Comments, please from our professors of economics!

While western countries debate the pros and cons of core curricula, drop-out rates and student debt, we too often forget the crusade against girls’ education in other parts of the world, where educated women are considered a threat. One of the most brutal examples is the case of the nearly 300  girls kidnapped in Nigeria by the terrorists of  Boko Haram, whose very name translates as “western education is forbidden”. The government authorities and army appear to be helpless and/or inept . International intervention is on its way apparently, although we are a bit mystified by what the FBI is going to contribute – their expertise in kidnapping would not seem to be particularly applicable to the terrain of northeastern Nigeria.
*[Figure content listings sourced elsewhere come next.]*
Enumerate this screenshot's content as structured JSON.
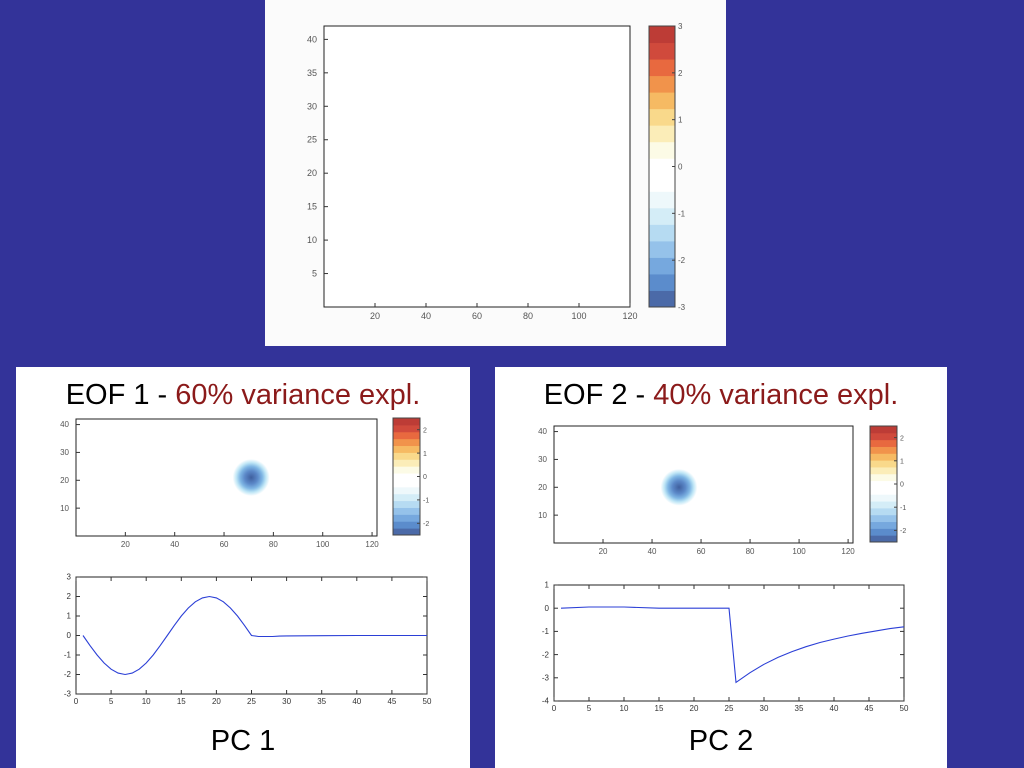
{
  "chart_data": [
    {
      "type": "heatmap",
      "xlim": [
        0,
        120
      ],
      "ylim": [
        0,
        42
      ],
      "xticks": [
        20,
        40,
        60,
        80,
        100,
        120
      ],
      "yticks": [
        5,
        10,
        15,
        20,
        25,
        30,
        35,
        40
      ],
      "colorbar": {
        "min": -3,
        "max": 3,
        "ticks": [
          -3,
          -2,
          -1,
          0,
          1,
          2,
          3
        ]
      },
      "blob": null
    },
    {
      "type": "heatmap",
      "title_prefix": "EOF 1 - ",
      "title_highlight": "60% variance expl.",
      "xlim": [
        0,
        122
      ],
      "ylim": [
        0,
        42
      ],
      "xticks": [
        20,
        40,
        60,
        80,
        100,
        120
      ],
      "yticks": [
        10,
        20,
        30,
        40
      ],
      "colorbar": {
        "min": -2.5,
        "max": 2.5,
        "ticks": [
          -2,
          -1,
          0,
          1,
          2
        ]
      },
      "blob": {
        "x": 71,
        "y": 21
      }
    },
    {
      "type": "line",
      "label": "PC 1",
      "xlim": [
        0,
        50
      ],
      "ylim": [
        -3,
        3
      ],
      "xticks": [
        0,
        5,
        10,
        15,
        20,
        25,
        30,
        35,
        40,
        45,
        50
      ],
      "yticks": [
        -3,
        -2,
        -1,
        0,
        1,
        2,
        3
      ],
      "x": [
        1,
        2,
        3,
        4,
        5,
        6,
        7,
        8,
        9,
        10,
        11,
        12,
        13,
        14,
        15,
        16,
        17,
        18,
        19,
        20,
        21,
        22,
        23,
        24,
        25,
        26,
        27,
        28,
        29,
        30,
        35,
        40,
        45,
        50
      ],
      "y": [
        0,
        -0.52,
        -1.0,
        -1.41,
        -1.73,
        -1.93,
        -2.0,
        -1.93,
        -1.73,
        -1.41,
        -1.0,
        -0.52,
        0,
        0.52,
        1.0,
        1.41,
        1.73,
        1.93,
        2.0,
        1.93,
        1.73,
        1.41,
        1.0,
        0.52,
        0,
        -0.05,
        -0.05,
        -0.05,
        -0.03,
        -0.02,
        -0.01,
        0,
        0,
        0
      ]
    },
    {
      "type": "heatmap",
      "title_prefix": "EOF 2 - ",
      "title_highlight": "40% variance expl.",
      "xlim": [
        0,
        122
      ],
      "ylim": [
        0,
        42
      ],
      "xticks": [
        20,
        40,
        60,
        80,
        100,
        120
      ],
      "yticks": [
        10,
        20,
        30,
        40
      ],
      "colorbar": {
        "min": -2.5,
        "max": 2.5,
        "ticks": [
          -2,
          -1,
          0,
          1,
          2
        ]
      },
      "blob": {
        "x": 51,
        "y": 20
      }
    },
    {
      "type": "line",
      "label": "PC 2",
      "xlim": [
        0,
        50
      ],
      "ylim": [
        -4,
        1
      ],
      "xticks": [
        0,
        5,
        10,
        15,
        20,
        25,
        30,
        35,
        40,
        45,
        50
      ],
      "yticks": [
        -4,
        -3,
        -2,
        -1,
        0,
        1
      ],
      "x": [
        1,
        5,
        10,
        15,
        20,
        25,
        26,
        28,
        30,
        32,
        34,
        36,
        38,
        40,
        42,
        44,
        46,
        48,
        50
      ],
      "y": [
        0,
        0.05,
        0.05,
        0,
        0,
        0,
        -3.2,
        -2.78,
        -2.42,
        -2.12,
        -1.87,
        -1.66,
        -1.48,
        -1.33,
        -1.2,
        -1.08,
        -0.98,
        -0.88,
        -0.8
      ]
    }
  ]
}
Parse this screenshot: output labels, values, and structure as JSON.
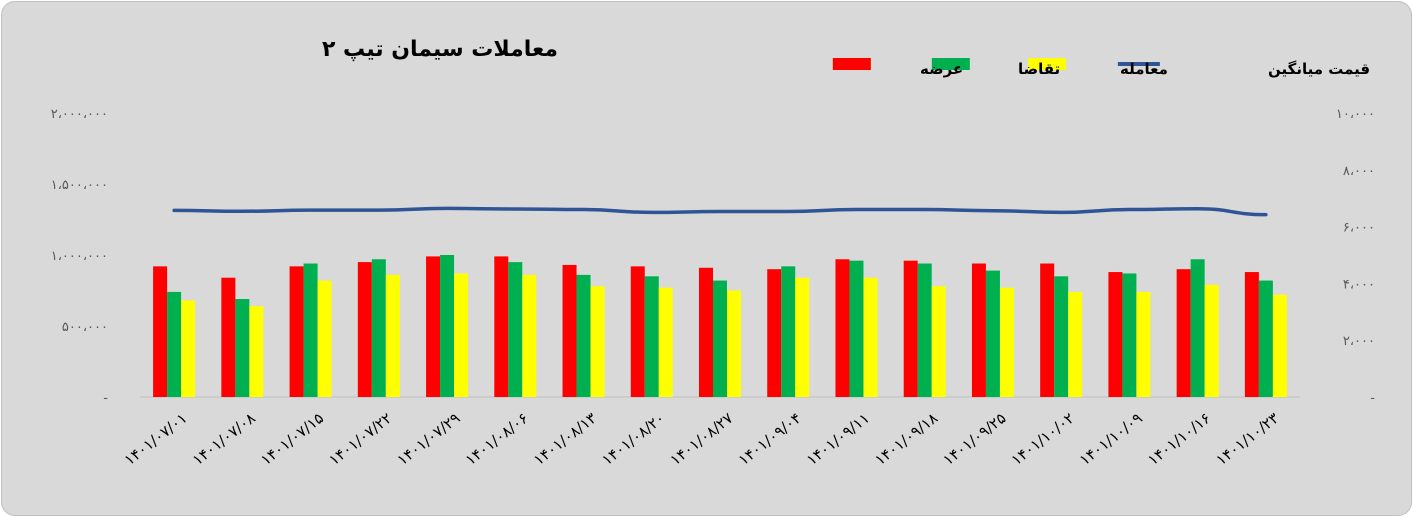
{
  "chart_data": {
    "type": "bar",
    "title": "معاملات سیمان تیپ ۲",
    "categories": [
      "۱۴۰۱/۰۷/۰۱",
      "۱۴۰۱/۰۷/۰۸",
      "۱۴۰۱/۰۷/۱۵",
      "۱۴۰۱/۰۷/۲۲",
      "۱۴۰۱/۰۷/۲۹",
      "۱۴۰۱/۰۸/۰۶",
      "۱۴۰۱/۰۸/۱۳",
      "۱۴۰۱/۰۸/۲۰",
      "۱۴۰۱/۰۸/۲۷",
      "۱۴۰۱/۰۹/۰۴",
      "۱۴۰۱/۰۹/۱۱",
      "۱۴۰۱/۰۹/۱۸",
      "۱۴۰۱/۰۹/۲۵",
      "۱۴۰۱/۱۰/۰۲",
      "۱۴۰۱/۱۰/۰۹",
      "۱۴۰۱/۱۰/۱۶",
      "۱۴۰۱/۱۰/۲۳"
    ],
    "series": [
      {
        "name": "عرضه",
        "color": "#ff0000",
        "axis": "left",
        "values": [
          920000,
          840000,
          920000,
          950000,
          990000,
          990000,
          930000,
          920000,
          910000,
          900000,
          970000,
          960000,
          940000,
          940000,
          880000,
          900000,
          880000
        ]
      },
      {
        "name": "تقاضا",
        "color": "#00b050",
        "axis": "left",
        "values": [
          740000,
          690000,
          940000,
          970000,
          1000000,
          950000,
          860000,
          850000,
          820000,
          920000,
          960000,
          940000,
          890000,
          850000,
          870000,
          970000,
          820000
        ]
      },
      {
        "name": "معامله",
        "color": "#ffff00",
        "axis": "left",
        "values": [
          680000,
          640000,
          820000,
          860000,
          870000,
          860000,
          780000,
          770000,
          750000,
          840000,
          840000,
          780000,
          770000,
          740000,
          740000,
          790000,
          720000
        ]
      },
      {
        "name": "قیمت میانگین",
        "color": "#2f5597",
        "type": "line",
        "axis": "right",
        "values": [
          6570,
          6540,
          6580,
          6580,
          6640,
          6620,
          6600,
          6500,
          6530,
          6530,
          6600,
          6600,
          6560,
          6500,
          6600,
          6630,
          6420
        ]
      }
    ],
    "left_axis": {
      "min": 0,
      "max": 2000000,
      "ticks": [
        "-",
        "۵۰۰،۰۰۰",
        "۱،۰۰۰،۰۰۰",
        "۱،۵۰۰،۰۰۰",
        "۲،۰۰۰،۰۰۰"
      ]
    },
    "right_axis": {
      "min": 0,
      "max": 10000,
      "ticks": [
        "-",
        "۲،۰۰۰",
        "۴،۰۰۰",
        "۶،۰۰۰",
        "۸،۰۰۰",
        "۱۰،۰۰۰"
      ]
    },
    "grid": false,
    "legend_placement": "top-right"
  }
}
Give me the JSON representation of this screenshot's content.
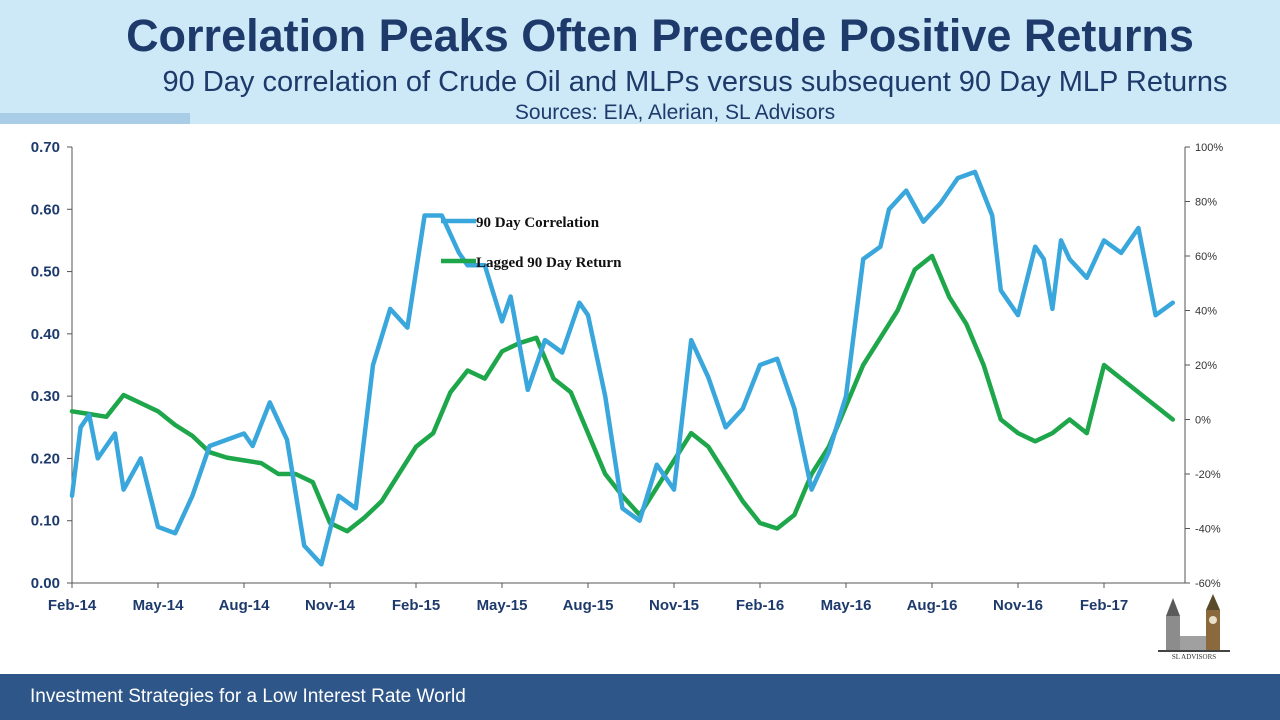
{
  "header": {
    "title": "Correlation Peaks Often Precede Positive Returns",
    "subtitle": "90 Day correlation of Crude Oil and MLPs versus subsequent 90 Day MLP Returns",
    "sources": "Sources: EIA, Alerian, SL Advisors"
  },
  "footer": {
    "text": "Investment Strategies for a Low Interest Rate World"
  },
  "logo": {
    "text": "SL ADVISORS"
  },
  "colors": {
    "header_bg": "#cde9f8",
    "title": "#1d3a6b",
    "footer_bg": "#2e5689",
    "correlation": "#3aa7dc",
    "return": "#1ea64a"
  },
  "chart_data": {
    "type": "line",
    "categories": [
      "Feb-14",
      "May-14",
      "Aug-14",
      "Nov-14",
      "Feb-15",
      "May-15",
      "Aug-15",
      "Nov-15",
      "Feb-16",
      "May-16",
      "Aug-16",
      "Nov-16",
      "Feb-17"
    ],
    "y_left": {
      "ticks": [
        "0.00",
        "0.10",
        "0.20",
        "0.30",
        "0.40",
        "0.50",
        "0.60",
        "0.70"
      ],
      "ylim": [
        0,
        0.7
      ]
    },
    "y_right": {
      "ticks": [
        "-60%",
        "-40%",
        "-20%",
        "0%",
        "20%",
        "40%",
        "60%",
        "80%",
        "100%"
      ],
      "ylim": [
        -60,
        100
      ]
    },
    "legend": {
      "placement": "top-center"
    },
    "series": [
      {
        "name": "90 Day Correlation",
        "axis": "left",
        "color": "#3aa7dc",
        "x": [
          0,
          0.1,
          0.2,
          0.3,
          0.5,
          0.6,
          0.8,
          1,
          1.2,
          1.4,
          1.6,
          1.8,
          2,
          2.1,
          2.3,
          2.5,
          2.7,
          2.9,
          3.1,
          3.3,
          3.5,
          3.7,
          3.9,
          4.1,
          4.3,
          4.5,
          4.6,
          4.8,
          5,
          5.1,
          5.3,
          5.5,
          5.7,
          5.9,
          6,
          6.2,
          6.4,
          6.6,
          6.8,
          7,
          7.2,
          7.4,
          7.6,
          7.8,
          8,
          8.2,
          8.4,
          8.6,
          8.8,
          9,
          9.2,
          9.4,
          9.5,
          9.7,
          9.9,
          10.1,
          10.3,
          10.5,
          10.7,
          10.8,
          11,
          11.2,
          11.3,
          11.4,
          11.5,
          11.6,
          11.8,
          12,
          12.2,
          12.4,
          12.6,
          12.8
        ],
        "values": [
          0.14,
          0.25,
          0.27,
          0.2,
          0.24,
          0.15,
          0.2,
          0.09,
          0.08,
          0.14,
          0.22,
          0.23,
          0.24,
          0.22,
          0.29,
          0.23,
          0.06,
          0.03,
          0.14,
          0.12,
          0.35,
          0.44,
          0.41,
          0.59,
          0.59,
          0.53,
          0.51,
          0.51,
          0.42,
          0.46,
          0.31,
          0.39,
          0.37,
          0.45,
          0.43,
          0.3,
          0.12,
          0.1,
          0.19,
          0.15,
          0.39,
          0.33,
          0.25,
          0.28,
          0.35,
          0.36,
          0.28,
          0.15,
          0.21,
          0.3,
          0.52,
          0.54,
          0.6,
          0.63,
          0.58,
          0.61,
          0.65,
          0.66,
          0.59,
          0.47,
          0.43,
          0.54,
          0.52,
          0.44,
          0.55,
          0.52,
          0.49,
          0.55,
          0.53,
          0.57,
          0.43,
          0.45
        ],
        "values_cont": null
      },
      {
        "name": "Lagged 90 Day Return",
        "axis": "right",
        "color": "#1ea64a",
        "x": [
          0,
          0.2,
          0.4,
          0.6,
          0.8,
          1,
          1.2,
          1.4,
          1.6,
          1.8,
          2,
          2.2,
          2.4,
          2.6,
          2.8,
          3,
          3.2,
          3.4,
          3.6,
          3.8,
          4,
          4.2,
          4.4,
          4.6,
          4.8,
          5,
          5.2,
          5.4,
          5.6,
          5.8,
          6,
          6.2,
          6.4,
          6.6,
          6.8,
          7,
          7.2,
          7.4,
          7.6,
          7.8,
          8,
          8.2,
          8.4,
          8.6,
          8.8,
          9,
          9.2,
          9.4,
          9.6,
          9.8,
          10,
          10.2,
          10.4,
          10.6,
          10.8,
          11,
          11.2,
          11.4,
          11.6,
          11.8,
          12,
          12.2,
          12.4,
          12.6,
          12.8
        ],
        "values": [
          3,
          2,
          1,
          9,
          6,
          3,
          -2,
          -6,
          -12,
          -14,
          -15,
          -16,
          -20,
          -20,
          -23,
          -38,
          -41,
          -36,
          -30,
          -20,
          -10,
          -5,
          10,
          18,
          15,
          25,
          28,
          30,
          15,
          10,
          -5,
          -20,
          -28,
          -35,
          -25,
          -15,
          -5,
          -10,
          -20,
          -30,
          -38,
          -40,
          -35,
          -20,
          -10,
          5,
          20,
          30,
          40,
          55,
          60,
          45,
          35,
          20,
          0,
          -5,
          -8,
          -5,
          0,
          -5,
          20,
          15,
          10,
          5,
          0
        ],
        "values_cont": null
      }
    ]
  }
}
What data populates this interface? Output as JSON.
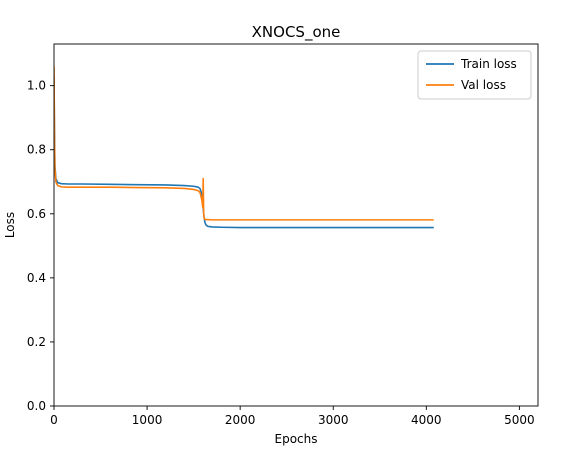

Finally, we should mention the death of philanthropist  Liliane Stewart, widow of David Macdonald Stewart, who was a major benefactor of  McGill and particularly Macdonald College. Her funeral will be next Tuesday – the 13th at Notre Dame Basilica.

Wednesday Night authors continue to be busy. The two Davids (Jones and Kilgour) debate the latest news about  Canada’s middle class: Tories can celebrate surprising report, for now(Jones) vs. Canada’s middle class: Important factors beyond income tell the true story(Kilgour) and Céline Cooper’s byline appears in the May/June  Policy A Referendum on a Referendum: Non, Merci!